Önceki dönemde yönetim birliği başkanlığını yapan Paşaköy çiftçilerinden Naci Türker, şunları söyledi:

“Sıkıntılar çok büyük. Toprağımızın yüzde 80’i hasar gördü. Bütün bitkilerimiz nohut, mercimek, buğday, arpa olmak üzere bütün bitkilerimiz ziyan gördü, ziyan en az yüzde 80 olmak kaydıyla. Sigortalı olanlar, sigorta eksperleri burada tespitleri yapıldı, gittiler. Ama daha da başkası soranımız da yok. Valilik tarafından olsun, bakanlık tarafından olsun, kimse gelen de burada hasar tespit çalışması yapılmadı, yalnızca TARSİM Sigorta’nın eksperleri geldi, burada çalışma yaptı. Karşılanacak, Nerede karşılanacak. Bu vatandaşın ekonomik olan borçları, tarım kredilerine olan borçlarımız afet alınıp da en azınlığıyla ertelense bu vatandaş burada biraz rahat edecek. Şeker pancarı geri kendini toparlar diye, Kayseri Şeker Pancar Kooperatifi Lideri Sayın Hüseyin Akay geldi, ben o gün burada yoktum. Kendisinde olanları lakin bulmuşlar, tespitlerini yapmışlar. Ben 68 yaşındayım, ama türlü bir afeti birinci kere gördüm, birinci kez hedeflerim vardı. Bize sahip olanlar yok. Ne hükümetimizden ne vilayet müdürlerimiz, ne ilçe müdürlerimiz, ne ziraat odalarımız ayrıntılarısi bir gün ayrılıp oradan uzaktakiler ne? Gidelim şu şekildedir ama her yerde düzenli diye kimse bizim yanımızda değil.
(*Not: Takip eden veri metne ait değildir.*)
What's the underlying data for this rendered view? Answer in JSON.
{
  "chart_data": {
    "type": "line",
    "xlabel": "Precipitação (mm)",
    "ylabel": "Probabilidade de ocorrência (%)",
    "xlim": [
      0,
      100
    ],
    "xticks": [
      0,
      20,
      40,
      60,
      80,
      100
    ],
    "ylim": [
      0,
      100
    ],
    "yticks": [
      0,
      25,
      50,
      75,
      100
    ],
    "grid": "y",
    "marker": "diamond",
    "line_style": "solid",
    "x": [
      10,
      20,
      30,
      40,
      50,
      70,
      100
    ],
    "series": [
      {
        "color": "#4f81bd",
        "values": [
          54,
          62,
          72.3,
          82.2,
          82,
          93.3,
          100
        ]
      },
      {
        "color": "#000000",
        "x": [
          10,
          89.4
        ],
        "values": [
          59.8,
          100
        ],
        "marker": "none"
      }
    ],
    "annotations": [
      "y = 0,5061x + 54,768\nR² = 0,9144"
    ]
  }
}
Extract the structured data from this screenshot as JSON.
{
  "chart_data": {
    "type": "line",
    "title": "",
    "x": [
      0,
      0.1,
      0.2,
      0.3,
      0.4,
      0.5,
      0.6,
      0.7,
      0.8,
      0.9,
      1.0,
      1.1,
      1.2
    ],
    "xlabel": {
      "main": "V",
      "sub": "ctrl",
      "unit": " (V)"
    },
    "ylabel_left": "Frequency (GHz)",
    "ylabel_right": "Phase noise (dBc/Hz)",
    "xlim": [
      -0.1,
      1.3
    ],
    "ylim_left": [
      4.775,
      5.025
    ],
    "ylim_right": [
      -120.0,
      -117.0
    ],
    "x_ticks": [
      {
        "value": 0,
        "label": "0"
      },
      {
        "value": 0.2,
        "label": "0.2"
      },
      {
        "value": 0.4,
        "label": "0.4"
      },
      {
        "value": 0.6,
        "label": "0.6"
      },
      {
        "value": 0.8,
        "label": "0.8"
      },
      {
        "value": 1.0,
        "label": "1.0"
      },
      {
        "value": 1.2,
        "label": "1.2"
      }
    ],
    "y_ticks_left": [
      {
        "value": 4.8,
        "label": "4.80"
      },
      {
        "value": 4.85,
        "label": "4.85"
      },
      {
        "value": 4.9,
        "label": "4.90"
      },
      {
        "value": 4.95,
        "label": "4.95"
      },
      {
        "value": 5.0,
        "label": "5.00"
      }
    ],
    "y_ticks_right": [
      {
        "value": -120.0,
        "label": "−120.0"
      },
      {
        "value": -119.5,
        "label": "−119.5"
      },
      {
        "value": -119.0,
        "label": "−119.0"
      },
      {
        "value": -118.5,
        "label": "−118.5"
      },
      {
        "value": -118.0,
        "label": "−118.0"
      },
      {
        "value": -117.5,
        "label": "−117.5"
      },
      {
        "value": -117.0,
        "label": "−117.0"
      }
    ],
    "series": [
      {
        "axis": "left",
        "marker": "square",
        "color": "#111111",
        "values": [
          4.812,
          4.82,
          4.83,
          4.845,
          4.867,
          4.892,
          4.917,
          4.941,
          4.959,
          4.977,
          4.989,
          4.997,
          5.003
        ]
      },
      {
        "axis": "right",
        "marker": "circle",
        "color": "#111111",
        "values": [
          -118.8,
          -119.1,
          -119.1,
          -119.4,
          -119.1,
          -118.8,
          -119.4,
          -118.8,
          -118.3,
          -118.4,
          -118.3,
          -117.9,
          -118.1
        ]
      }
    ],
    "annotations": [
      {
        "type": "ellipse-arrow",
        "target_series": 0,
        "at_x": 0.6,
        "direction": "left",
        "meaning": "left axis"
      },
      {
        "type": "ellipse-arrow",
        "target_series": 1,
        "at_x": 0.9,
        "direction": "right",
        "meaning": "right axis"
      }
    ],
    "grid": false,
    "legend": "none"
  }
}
Biz tek başımıza burada kendi çabamızı göstermek zorundayız.”

“Kapalı sulama sistemi 7 yıldır bekliyor, daha hayata geçiremediler”

Naci Türker, kendi döneminde yaptırdığı kapalı sulama sistemini 7 yıl bitiremediğine dikkat ederek açıklamasını şöyle tamamladı:

“Ben sulama birliği lideriyken 2017 yılında bitirmiş olan, Türkiye’de üçüncü büyük genel sulama sistemi 7 yıldır bekliyor, daha hayata geçiremediler. Cazibeli olan yerlerimizde yüzde 55 su kaybımız var. Yüzde 55 kanallarımızın içinde daha akarken su kaybımız var. Su Paşaköy’ü Çıkmadığında Halaçlı’daki, Saçlı’daki, Armağan’daki çiftçilerimiz bas bağırıyor; bize su gelmiyor. Bu nedenle, onun açısından su kaybımız var. Biz bu kapalı sistemi 2017’de Türkiye’nin üçüncü büyük projesi olarak bitirdim, tam ihaleye çıktım, biz de görevimizden alındık, hala bekliyoruz.”

Kaynak: ANKA / Mahalli
blank

Deneme Burada

Deneme Burada, deneme bonusu veren siteler hakkında kapsamlı bilgiler sunan popüler bir platformdur. Bu site, kullanıcıların bahis ve casino siteleri hakkında detaylı incelemeler ve değerlendirmeler yaparak en iyi deneme bonuslarını keşfetmelerine yardımcı olur. Deneme Burada, farklı platformların sunduğu bonus kampanyalarını karşılaştırarak en avantajlı teklifleri sunar. Kullanıcı dostu arayüzü ve mobil uyumluluğu sayesinde her yerden kolayca erişilebilen Deneme Burada, en güncel bonus bilgilerini ve fırsatlarını takip etmenizi sağlar. Site, güvenilir bahis ve casino sitelerinin yanı sıra, kullanıcı deneyimlerini ve uzman görüşlerini de paylaşarak bilinçli seçimler yapmanıza yardımcı olur. Deneme Burada ile en iyi deneme bonuslarını keşfedin ve bahis deneyiminizi kazançlı hale getirin.